Compared to conventional torque converters, the iTC also requires fewer components. As the entire axial force of the turbine is transferred through the friction surface, this design does not require an axial bearing between the turbine and the stator.
The number of individual elements required for the application of torque to the torsion damper and the integration of the piston into the turbine can be cut. This not only makes the design lighter, it also allows more effective torsion dampers to be designed using the available design envelope.
The mTC (multi-functional torque converter) is suitable for use in combination with start-stop systems and can compensate for delayed response behaviour; so-called “turbo lag”.
Furthermore, fuel savings of up to five percent can be achieved with the multi-functional torque converter thanks to the optional idle disconnect function and early torque converter lockup.
The mTC eliminates the torque converter idling losses that previously had to be taken into account, as the transmission can be decoupled from the engine, and this converter arrangement also allows the mass moments of inertia to be distributed in a more beneficial way, resulting in an improved isolation of vibrations in all operating ranges. Because of the engine decoupling, the engine reaches higher starting speeds at the moment at which the torque converter is activated. 
Schaeffler’s LuK brand began developing torque converters in Bühl in 1990. Schaeffler strengthened its market position in the USA with its own torque converter development and manufacturing location in Wooster, Ohio, in 1998. Today, this serves as a competence centre in Schaeffler’s global development network.

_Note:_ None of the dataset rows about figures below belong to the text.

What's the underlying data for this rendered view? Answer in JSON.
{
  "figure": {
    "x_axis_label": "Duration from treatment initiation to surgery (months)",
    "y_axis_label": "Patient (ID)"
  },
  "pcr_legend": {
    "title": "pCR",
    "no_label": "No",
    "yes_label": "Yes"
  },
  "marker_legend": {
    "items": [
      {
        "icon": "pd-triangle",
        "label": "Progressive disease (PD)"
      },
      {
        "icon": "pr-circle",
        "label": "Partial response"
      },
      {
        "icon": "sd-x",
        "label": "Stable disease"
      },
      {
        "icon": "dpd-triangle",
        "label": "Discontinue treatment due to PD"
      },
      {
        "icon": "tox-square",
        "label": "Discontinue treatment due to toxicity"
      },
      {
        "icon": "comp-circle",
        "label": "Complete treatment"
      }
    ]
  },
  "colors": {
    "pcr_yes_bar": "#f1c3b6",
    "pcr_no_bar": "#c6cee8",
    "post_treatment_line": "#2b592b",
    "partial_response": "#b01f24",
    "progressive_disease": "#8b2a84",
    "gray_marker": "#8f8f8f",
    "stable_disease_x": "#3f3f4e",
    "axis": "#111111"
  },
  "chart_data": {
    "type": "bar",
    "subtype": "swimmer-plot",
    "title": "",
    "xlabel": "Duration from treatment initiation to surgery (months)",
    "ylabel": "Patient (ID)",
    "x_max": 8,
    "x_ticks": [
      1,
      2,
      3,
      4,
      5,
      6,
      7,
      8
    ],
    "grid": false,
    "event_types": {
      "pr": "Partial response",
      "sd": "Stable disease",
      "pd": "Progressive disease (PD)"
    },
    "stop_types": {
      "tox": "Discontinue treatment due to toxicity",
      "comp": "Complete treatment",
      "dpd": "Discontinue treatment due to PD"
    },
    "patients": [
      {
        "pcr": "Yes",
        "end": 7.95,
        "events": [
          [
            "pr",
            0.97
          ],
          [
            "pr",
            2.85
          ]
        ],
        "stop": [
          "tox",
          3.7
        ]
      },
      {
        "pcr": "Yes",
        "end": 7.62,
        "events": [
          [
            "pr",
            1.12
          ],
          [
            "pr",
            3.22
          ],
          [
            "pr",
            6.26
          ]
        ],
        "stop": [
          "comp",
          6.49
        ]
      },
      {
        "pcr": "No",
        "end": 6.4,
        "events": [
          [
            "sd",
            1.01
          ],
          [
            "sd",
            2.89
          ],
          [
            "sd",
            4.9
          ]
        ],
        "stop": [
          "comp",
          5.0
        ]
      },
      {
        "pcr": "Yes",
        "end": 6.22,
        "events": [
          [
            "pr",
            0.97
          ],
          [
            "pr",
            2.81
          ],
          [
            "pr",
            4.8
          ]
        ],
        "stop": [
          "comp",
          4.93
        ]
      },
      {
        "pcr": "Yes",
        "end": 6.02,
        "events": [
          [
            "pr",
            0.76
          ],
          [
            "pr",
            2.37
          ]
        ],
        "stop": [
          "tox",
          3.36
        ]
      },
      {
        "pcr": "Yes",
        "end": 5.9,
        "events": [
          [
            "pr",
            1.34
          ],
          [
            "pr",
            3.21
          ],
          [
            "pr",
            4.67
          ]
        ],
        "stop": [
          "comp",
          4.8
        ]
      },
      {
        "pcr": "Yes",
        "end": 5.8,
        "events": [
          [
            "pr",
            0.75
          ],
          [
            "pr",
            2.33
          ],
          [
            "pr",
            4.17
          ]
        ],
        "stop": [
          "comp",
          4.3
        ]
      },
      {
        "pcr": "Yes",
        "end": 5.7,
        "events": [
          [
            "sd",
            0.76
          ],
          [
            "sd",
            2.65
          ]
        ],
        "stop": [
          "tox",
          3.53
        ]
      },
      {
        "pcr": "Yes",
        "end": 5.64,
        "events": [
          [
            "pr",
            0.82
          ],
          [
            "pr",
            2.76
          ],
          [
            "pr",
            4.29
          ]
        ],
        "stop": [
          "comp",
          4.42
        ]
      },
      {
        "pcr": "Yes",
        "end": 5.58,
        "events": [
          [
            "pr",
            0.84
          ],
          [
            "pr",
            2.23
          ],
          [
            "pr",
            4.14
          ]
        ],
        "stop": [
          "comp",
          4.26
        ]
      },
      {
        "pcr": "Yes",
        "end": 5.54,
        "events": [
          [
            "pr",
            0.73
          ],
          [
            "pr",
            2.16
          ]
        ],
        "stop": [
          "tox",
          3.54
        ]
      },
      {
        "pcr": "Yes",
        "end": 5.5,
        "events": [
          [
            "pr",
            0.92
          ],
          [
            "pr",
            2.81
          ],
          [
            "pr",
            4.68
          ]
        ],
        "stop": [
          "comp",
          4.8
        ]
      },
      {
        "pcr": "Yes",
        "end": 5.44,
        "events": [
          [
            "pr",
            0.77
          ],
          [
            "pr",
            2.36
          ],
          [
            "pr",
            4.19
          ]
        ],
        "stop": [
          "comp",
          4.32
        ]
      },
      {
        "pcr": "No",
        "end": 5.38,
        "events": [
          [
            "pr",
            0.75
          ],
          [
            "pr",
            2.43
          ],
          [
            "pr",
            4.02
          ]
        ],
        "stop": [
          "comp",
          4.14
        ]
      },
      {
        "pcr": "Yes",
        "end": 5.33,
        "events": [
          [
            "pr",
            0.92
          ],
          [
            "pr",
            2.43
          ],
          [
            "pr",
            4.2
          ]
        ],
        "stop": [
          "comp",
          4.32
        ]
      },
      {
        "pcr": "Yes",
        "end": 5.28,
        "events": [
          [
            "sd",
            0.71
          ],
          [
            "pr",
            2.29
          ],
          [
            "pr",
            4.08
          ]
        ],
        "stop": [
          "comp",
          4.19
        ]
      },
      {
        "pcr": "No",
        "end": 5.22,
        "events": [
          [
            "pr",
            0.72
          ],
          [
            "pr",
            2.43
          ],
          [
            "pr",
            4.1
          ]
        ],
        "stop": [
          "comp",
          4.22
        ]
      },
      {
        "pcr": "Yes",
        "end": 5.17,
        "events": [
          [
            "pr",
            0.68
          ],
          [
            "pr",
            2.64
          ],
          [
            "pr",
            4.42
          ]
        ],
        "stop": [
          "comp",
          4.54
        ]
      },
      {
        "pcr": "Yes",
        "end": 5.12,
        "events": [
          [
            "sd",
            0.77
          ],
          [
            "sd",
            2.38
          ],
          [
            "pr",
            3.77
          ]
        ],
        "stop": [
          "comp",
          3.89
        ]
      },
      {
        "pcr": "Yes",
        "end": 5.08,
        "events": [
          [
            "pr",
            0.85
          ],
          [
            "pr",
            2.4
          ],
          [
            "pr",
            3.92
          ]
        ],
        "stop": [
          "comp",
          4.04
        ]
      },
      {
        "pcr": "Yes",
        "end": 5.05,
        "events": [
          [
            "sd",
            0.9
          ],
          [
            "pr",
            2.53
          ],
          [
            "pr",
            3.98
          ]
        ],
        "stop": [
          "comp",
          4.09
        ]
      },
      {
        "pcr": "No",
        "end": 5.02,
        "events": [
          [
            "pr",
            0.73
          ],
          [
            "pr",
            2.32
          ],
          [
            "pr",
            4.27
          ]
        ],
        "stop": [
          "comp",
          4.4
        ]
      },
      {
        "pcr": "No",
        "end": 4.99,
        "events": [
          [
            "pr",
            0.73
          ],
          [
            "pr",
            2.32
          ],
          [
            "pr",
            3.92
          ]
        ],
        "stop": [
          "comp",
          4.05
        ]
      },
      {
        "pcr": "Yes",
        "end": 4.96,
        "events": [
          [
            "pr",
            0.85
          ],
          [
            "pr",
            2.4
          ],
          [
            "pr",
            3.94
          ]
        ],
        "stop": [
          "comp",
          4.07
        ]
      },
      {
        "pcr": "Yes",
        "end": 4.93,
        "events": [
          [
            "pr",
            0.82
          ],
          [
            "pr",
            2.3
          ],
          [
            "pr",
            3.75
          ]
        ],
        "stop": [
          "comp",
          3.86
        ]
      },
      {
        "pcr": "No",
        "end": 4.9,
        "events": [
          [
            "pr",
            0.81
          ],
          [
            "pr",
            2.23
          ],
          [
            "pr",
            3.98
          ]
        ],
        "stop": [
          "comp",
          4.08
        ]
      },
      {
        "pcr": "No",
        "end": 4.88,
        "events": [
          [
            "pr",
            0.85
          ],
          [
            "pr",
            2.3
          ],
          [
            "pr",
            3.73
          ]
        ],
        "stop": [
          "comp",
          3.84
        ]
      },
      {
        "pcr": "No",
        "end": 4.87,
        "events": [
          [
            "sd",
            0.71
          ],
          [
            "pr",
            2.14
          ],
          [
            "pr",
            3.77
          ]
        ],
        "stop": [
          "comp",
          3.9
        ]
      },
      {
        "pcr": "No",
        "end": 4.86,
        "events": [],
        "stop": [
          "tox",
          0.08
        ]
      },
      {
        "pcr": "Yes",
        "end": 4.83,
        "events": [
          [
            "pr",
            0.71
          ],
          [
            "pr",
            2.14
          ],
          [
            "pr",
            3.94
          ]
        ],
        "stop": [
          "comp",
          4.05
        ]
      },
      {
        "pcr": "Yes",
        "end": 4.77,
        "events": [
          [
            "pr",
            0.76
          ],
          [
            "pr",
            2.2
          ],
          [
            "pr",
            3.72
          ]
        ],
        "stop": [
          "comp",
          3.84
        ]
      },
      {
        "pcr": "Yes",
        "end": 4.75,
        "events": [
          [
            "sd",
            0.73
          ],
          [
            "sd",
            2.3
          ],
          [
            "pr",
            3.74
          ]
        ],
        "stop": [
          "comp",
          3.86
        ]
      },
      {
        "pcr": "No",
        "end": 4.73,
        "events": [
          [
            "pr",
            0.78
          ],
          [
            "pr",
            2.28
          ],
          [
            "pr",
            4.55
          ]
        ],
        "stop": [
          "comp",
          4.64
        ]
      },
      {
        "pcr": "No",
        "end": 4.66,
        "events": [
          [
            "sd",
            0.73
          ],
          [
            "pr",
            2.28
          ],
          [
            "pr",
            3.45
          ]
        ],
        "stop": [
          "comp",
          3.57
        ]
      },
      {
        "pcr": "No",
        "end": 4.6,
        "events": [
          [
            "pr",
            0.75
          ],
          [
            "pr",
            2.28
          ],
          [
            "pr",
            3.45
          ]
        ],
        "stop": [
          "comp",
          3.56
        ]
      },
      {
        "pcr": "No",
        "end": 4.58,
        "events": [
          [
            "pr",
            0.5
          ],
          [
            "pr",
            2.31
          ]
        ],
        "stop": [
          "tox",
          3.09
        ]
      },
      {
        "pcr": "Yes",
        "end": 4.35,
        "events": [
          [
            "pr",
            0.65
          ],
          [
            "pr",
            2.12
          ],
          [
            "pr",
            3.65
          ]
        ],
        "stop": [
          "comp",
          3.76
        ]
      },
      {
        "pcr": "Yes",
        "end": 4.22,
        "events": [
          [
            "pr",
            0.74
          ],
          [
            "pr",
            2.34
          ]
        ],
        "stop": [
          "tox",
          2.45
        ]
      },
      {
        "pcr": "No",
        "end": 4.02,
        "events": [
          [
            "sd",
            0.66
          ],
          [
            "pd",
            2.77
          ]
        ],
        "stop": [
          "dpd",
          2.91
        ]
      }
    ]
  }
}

                          Schaeffler invests further in China
Meanwhile, Schaeffler is expanding its production capacity in China with an investment in a new manufacturing location in Xiangtan.
The expansion is being panned in stages and will begin with the construction of a manufacturing plant covering 20 hectares. It will produce automobile parts and precision bearings, with initial output planned for the end of 2018. An additional phase of expansion will see a second plant constructed together with a logistics centre and a training facility.

Schaeffler first began investing in manufacturing and R&D facilities in China in 1995.
Then, in April 2014, Schaeffler began torque converter production at its plant in Taicang China, where the one-millionth torque converter recently came off the production line.